AAEEBL Conference Notes – Day Two

Day two started as a sleepy morning in Boston – coffee and a bagel helped a fair bit. I was still jazzed over some of the ideas shared the previous day so that excitement began to sink into where my brain goes next, which is how to do this badging server at my place. Trent Batson said at one of the breaks, ” The beauty of badges is the metadata behind the badge.” Now a recap of the sessions I attended.

Lessons Learned – Mobilizing an Institution to Embrace ePortfolios to Measure Essential Learning Outcomes

Before this session even started, I was skeptical. We all know that marking using ePortfolios take longer, so how does one actually get the entire institution to take on that extra work. I mean, there’s a reason faculty use multiple choice, scantron style assessment methods right? It’s faster to mark. Well, this session didn’t totally answer the question, but it did mention two key concepts that the entire conference revolved around – learning outcomes (competencies or objectives depending on your local syntax) and curriculum change from teacher focused to student focused. Faculty and students were looking for a better experience, and the only way to do it was through curriculum change. Stockton College took four years to identify the correct outcomes (at the institutional level), gain consensus, map out the connections to the institution level and the course and program level, create an assessment plan and select an ePortfolio platform (Blackboard and Digication).

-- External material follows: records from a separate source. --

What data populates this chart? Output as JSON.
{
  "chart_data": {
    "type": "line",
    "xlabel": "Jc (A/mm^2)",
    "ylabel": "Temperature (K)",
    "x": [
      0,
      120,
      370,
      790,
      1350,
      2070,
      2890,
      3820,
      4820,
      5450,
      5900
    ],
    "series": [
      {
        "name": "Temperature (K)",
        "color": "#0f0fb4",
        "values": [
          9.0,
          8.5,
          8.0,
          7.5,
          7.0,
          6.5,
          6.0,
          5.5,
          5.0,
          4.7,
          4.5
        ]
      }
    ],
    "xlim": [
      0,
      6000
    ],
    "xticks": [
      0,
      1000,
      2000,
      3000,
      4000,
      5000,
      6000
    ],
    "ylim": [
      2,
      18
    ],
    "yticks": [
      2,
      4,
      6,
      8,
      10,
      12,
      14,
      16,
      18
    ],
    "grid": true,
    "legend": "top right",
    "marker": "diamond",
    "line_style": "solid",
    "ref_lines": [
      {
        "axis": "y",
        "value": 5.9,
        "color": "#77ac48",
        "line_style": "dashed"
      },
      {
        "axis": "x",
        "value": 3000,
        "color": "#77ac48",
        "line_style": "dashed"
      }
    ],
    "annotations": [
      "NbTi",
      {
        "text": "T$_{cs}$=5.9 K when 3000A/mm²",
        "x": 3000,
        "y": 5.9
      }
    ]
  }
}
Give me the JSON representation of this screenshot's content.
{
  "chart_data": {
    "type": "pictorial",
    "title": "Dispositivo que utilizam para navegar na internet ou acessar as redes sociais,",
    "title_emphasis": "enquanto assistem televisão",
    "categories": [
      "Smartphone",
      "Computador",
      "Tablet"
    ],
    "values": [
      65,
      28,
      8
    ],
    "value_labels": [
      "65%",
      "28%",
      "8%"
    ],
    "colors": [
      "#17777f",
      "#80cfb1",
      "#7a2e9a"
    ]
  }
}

Digital Connections: From College to Career

This presentation was about a ePortfolio use in Business Administration program at Tunxis Community College – many of the same lessons we’ve learned in the first year; you need to make it worth something, and you need to integrate other elements of academic life into the ePortfolio process. It’s also nice to see that students there resist the ePortfolio stuff but recognize the value at the end when they see their own growth.

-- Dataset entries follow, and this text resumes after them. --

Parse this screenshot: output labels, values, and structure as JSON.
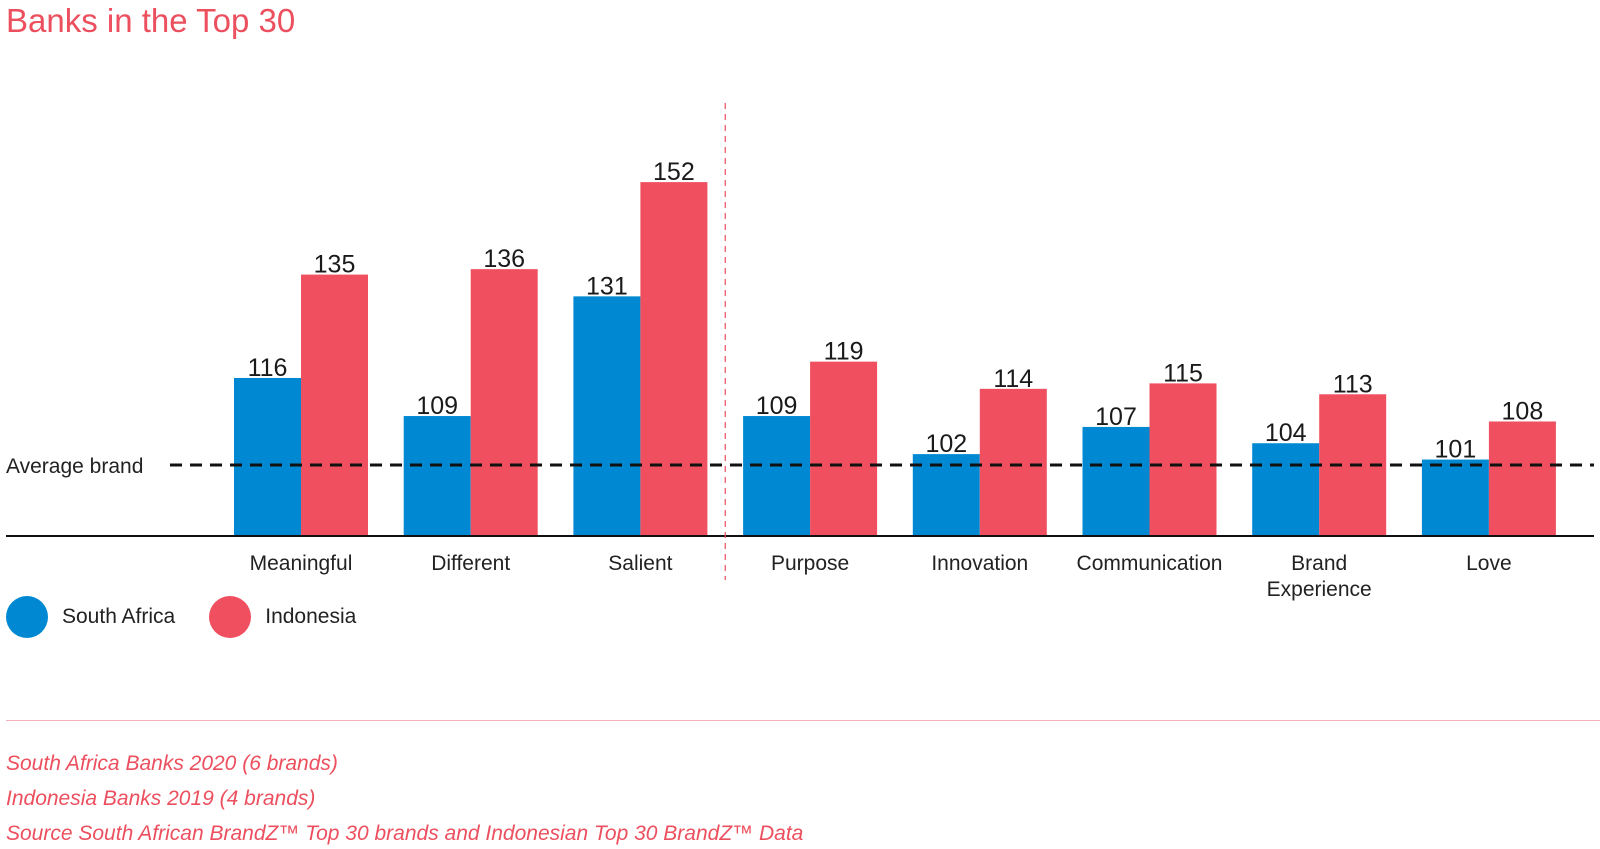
{
  "title": "Banks in the Top 30",
  "colors": {
    "south_africa": "#0089d2",
    "indonesia": "#ef4f5f",
    "accent": "#ec4f5e"
  },
  "chart_data": {
    "type": "bar",
    "categories": [
      "Meaningful",
      "Different",
      "Salient",
      "Purpose",
      "Innovation",
      "Communication",
      "Brand Experience",
      "Love"
    ],
    "category_lines": [
      [
        "Meaningful"
      ],
      [
        "Different"
      ],
      [
        "Salient"
      ],
      [
        "Purpose"
      ],
      [
        "Innovation"
      ],
      [
        "Communication"
      ],
      [
        "Brand",
        "Experience"
      ],
      [
        "Love"
      ]
    ],
    "series": [
      {
        "name": "South Africa",
        "values": [
          116,
          109,
          131,
          109,
          102,
          107,
          104,
          101
        ]
      },
      {
        "name": "Indonesia",
        "values": [
          135,
          136,
          152,
          119,
          114,
          115,
          113,
          108
        ]
      }
    ],
    "reference_line": {
      "label": "Average brand",
      "value": 100
    },
    "ylim": [
      85,
      160
    ],
    "legend": "bottom-left"
  },
  "legend": [
    {
      "label": "South Africa",
      "color": "#0089d2"
    },
    {
      "label": "Indonesia",
      "color": "#ef4f5f"
    }
  ],
  "notes": [
    "South Africa Banks 2020 (6 brands)",
    "Indonesia Banks 2019 (4 brands)",
    "Source South African BrandZ™ Top 30 brands and Indonesian Top 30 BrandZ™ Data"
  ]
}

Iterating on the Academic Transcript: Linking Outcomes to ePortfolio Evidence

This session was about working on the lack of information in a traditional transcript. Stanford University has flipped the transcript – it presents information along the outcomes that were in the program. So it would list the outcome (say, something like ethical reasoning) and list the courses that assess that outcome and the result of that course. ePortfolios sit beside this process as an unofficial record of what was achieved. Drexel University is currently in the process of doing this – except they have things called student learning priorities, which are measured from three areas: co-curricular, curricular and co-op. I see a lot of McMaster’s Learning Portfolio initiative in Drexel’s approach.

Cultivating Learning Cultures: Reflective Habits of Mind and the Value of Uncertainty

“I wanted to hijack the eportfolio to be about the learning process.” Kathy Takayama

This keynote was one of those talks that sits with you for a while. I really had to think about this one, so my notes are not that great… but the gist of it was that ePortfolios are learning spaces for metacognition. By using open language (like “so far” and “at this time”) and integrating the language of uncertainty into the course (and obviously the requirements) it allowed Kathy a pathway to allow students to develop the idea of metacognition about one’s own learning.

Design Thinking: Digital Badges and Portfolios

This was a workshop, which engaged us in thinking about developing a series of badges that could be offered at our institutions, and give that framework some thought. We primarily worked with the Jisc Open Badge Design Kit. We did have to consider what goes into a badge to make it powerful – what we came up with was that the criteria is part of the badge, and that students provide evidence of “earning” or achieving that badge. I’ll write something in the near future about this, but we’ll be exploring this area in the next few months as our MacServe program wants to issue badges, and I have to make it happen!